Centrifugo does not support unsubscribe/disconnect hooks – see the reasoning below.
Why Centrifugo does not have disconnect hooks?
Centrifugo does not support disconnect hooks at this point.
First of all, there is no guarantee that the disconnect process will have a time to execute on the client-side (as the client can just switch off its device or simply lose internet connection). This means that a server may notice a connection loss with some delay (thanks to PING/PONG).
Also, Centrifugo node can be unexpectedly killed. So there is a chance that disconnect event won't have a chance to be emitted to the backend.
One more reason is that Centrifugo designed to scale to many concurrent connections. Think millions of them. As we mentioned in our blog there are cases when all connections start reconnecting at the same time. In this case Centrifugo could potentially generate lots of disconnect events. To reduce the load during connect process Centrifugo has JWT authentication. Even if disconnect events were queued/rate-limited there could be situations when your app processes disconnect hook while user already reconnected and connect event processed. This is a racy situation which you will need to handle somehow (possibly based on unique client ID attached to each connection).
If you need to know that client disconnected and program your business logic around this fact then the reasonable approach could be periodically call your backend from the client-side and update user status somewhere on the backend (use Redis maybe). This is a pretty robust solution where you can't occasionally miss disconnect events. You can also utilize Centrifugo refresh proxy for the task of periodic backend pinging. In this case you will notice that user (or particular client) left app with some delay – this may be a acceptable trade-off in many cases.

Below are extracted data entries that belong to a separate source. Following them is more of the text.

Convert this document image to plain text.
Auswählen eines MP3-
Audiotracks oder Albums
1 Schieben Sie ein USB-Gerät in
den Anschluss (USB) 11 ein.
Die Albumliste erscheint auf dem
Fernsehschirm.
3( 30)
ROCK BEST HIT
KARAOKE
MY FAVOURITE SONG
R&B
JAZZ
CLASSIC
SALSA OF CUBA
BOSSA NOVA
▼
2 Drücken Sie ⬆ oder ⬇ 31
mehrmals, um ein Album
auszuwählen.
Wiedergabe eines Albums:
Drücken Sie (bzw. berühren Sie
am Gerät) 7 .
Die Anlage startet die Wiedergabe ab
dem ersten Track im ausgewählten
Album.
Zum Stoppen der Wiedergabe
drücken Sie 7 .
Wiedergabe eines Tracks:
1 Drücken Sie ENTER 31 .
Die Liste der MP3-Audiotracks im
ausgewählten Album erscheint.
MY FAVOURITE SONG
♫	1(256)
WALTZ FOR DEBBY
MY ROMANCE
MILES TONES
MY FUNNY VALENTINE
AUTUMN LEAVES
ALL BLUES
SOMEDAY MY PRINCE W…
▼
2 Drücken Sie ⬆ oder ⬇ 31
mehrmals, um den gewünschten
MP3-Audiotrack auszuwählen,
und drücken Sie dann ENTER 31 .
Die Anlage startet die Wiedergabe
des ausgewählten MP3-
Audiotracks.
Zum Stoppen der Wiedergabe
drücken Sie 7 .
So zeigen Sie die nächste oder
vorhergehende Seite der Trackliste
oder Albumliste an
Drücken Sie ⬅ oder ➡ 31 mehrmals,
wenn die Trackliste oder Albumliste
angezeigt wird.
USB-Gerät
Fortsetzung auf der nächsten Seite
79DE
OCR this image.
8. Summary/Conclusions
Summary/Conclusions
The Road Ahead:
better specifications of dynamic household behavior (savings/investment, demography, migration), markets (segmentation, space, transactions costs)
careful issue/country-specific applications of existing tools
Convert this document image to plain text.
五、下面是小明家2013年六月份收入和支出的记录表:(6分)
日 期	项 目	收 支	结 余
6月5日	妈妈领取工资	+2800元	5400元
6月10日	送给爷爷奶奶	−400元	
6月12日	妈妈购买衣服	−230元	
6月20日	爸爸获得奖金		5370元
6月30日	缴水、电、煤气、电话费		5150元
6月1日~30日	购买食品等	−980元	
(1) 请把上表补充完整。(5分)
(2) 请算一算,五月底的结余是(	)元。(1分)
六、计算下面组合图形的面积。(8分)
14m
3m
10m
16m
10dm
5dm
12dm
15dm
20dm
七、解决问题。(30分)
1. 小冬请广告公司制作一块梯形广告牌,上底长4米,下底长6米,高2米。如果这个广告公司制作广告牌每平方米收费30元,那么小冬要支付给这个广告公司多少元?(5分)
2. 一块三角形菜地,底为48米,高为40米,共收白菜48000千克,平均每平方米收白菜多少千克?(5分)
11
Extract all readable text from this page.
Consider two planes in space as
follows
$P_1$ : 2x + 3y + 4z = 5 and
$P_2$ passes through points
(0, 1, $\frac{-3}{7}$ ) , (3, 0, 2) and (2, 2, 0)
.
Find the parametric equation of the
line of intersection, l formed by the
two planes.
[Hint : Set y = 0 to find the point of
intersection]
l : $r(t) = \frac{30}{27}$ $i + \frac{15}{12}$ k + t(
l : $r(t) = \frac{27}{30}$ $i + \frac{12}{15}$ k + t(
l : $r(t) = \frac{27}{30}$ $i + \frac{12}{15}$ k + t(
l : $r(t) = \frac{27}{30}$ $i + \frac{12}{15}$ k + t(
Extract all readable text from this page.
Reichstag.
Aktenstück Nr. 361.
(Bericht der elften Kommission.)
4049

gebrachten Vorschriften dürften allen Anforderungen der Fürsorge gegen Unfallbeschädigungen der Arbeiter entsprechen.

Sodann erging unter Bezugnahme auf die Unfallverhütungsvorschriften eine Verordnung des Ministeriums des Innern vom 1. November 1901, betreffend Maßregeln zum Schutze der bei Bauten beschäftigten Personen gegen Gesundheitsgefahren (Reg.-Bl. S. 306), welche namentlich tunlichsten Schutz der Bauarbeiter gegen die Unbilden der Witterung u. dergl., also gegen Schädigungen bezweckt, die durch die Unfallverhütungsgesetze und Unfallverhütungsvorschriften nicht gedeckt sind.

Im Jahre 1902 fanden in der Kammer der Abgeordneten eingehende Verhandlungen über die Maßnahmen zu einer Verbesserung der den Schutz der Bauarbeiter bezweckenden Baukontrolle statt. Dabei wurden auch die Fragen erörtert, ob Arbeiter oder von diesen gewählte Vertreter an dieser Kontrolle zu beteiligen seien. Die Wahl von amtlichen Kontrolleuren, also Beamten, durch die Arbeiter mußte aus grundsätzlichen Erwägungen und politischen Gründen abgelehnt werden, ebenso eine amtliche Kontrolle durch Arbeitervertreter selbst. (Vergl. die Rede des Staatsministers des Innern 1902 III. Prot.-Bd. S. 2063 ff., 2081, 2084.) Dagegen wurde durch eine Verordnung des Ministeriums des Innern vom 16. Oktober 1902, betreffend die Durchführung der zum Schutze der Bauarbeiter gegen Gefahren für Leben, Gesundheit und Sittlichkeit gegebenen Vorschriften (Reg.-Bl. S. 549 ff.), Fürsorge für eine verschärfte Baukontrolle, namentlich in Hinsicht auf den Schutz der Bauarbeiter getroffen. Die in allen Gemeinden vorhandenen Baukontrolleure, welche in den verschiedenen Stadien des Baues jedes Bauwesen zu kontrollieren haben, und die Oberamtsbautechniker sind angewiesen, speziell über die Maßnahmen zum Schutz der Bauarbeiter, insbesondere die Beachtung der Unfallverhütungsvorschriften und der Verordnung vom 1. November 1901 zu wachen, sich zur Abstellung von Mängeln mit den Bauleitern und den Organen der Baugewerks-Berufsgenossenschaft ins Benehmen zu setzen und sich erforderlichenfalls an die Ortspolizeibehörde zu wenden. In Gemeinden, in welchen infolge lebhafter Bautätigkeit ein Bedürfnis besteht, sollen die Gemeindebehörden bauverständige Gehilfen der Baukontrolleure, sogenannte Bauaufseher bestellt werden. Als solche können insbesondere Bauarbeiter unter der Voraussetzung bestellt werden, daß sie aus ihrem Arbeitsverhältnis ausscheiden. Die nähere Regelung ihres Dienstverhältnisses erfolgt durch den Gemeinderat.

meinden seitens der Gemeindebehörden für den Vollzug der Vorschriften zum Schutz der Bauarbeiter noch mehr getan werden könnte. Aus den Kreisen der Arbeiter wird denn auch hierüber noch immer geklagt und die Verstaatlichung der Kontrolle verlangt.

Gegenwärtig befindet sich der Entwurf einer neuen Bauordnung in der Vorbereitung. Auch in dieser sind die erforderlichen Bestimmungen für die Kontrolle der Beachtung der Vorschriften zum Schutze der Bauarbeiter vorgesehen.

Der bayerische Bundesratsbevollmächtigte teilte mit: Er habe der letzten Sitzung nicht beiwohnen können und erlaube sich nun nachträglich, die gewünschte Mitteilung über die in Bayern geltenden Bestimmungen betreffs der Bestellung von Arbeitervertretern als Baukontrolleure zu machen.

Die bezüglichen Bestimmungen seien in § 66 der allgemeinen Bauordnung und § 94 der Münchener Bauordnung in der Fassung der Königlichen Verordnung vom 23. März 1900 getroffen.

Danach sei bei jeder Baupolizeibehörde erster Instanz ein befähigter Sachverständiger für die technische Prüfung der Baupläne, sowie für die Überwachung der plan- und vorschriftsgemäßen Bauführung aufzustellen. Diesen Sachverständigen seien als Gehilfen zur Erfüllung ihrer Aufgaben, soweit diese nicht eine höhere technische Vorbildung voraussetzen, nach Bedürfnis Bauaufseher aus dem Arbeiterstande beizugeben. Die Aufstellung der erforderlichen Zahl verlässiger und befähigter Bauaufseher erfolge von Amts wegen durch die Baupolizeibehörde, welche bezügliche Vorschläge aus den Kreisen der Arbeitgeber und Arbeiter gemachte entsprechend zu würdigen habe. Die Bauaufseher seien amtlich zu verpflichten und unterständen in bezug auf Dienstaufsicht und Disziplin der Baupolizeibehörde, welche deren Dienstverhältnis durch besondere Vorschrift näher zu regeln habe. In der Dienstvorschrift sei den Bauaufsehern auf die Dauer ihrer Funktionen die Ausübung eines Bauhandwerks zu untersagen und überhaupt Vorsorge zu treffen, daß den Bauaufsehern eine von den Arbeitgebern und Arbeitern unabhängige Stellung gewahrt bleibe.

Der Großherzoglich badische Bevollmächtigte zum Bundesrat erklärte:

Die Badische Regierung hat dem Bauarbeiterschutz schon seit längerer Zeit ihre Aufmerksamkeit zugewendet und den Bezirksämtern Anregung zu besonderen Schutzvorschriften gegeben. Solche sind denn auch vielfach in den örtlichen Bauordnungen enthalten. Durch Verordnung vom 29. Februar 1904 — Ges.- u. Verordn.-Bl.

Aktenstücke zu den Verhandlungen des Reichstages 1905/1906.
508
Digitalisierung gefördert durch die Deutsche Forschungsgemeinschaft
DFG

Having said that, processing disconnect events may be reasonable – as a best-effort solution while taking into account everything said above. Centrifuge library for Go language (which is the core of Centrifugo) supports client disconnect callbacks on a server-side – so technically the possibility exists. If someone comes with a use case which definitely wins from having disconnect hooks in Centrifugo we are ready to discuss this and try to design a proper solution together.
Is it possible to listen to join/leave events on the app backend side?
No, join/leave events are only available in the client protocol. In most cases join event can be handled by using subscribe proxy. Leave events are harder – there is no unsubscribe hook available (mostly the same reasons as for disconnect hook described above). So the workaround here can be similar to one for disconnect – ping an app backend periodically while client is subscribed and thus know that client is currently in a channel with some approximation in time.
How scalable is the online presence and join/leave features?
Online presence is good for channels with a reasonably small number of active subscribers. As soon as there are tons of active subscribers, presence information becomes very expensive in terms of bandwidth (as it contains full information about all clients in a channel).
There is presence_stats
API method that can be helpful if you only need to know the number of clients (or unique users) in a channel. But in the case of the Redis engine even presence_stats
call is not optimized for channels with more than several thousand active subscribers.
You may consider using a separate service to deal with presence status information that provides information in near real-time maybe with some reasonable approximation. Centrifugo PRO provides a user status feature which may fit your needs.
The same is true for join/leave messages - as soon as you turn on join/leave events for a channel with many active subscribers each subscriber starts generating indiviaual join/leave events. This may result in many messages sent to each subscriber in a channel, drastically multiplying amount of messages traveling through the system. Especially when all clients reconnect simulteniously. So be careful and estimate the possible load. There is no magic, unfortunately.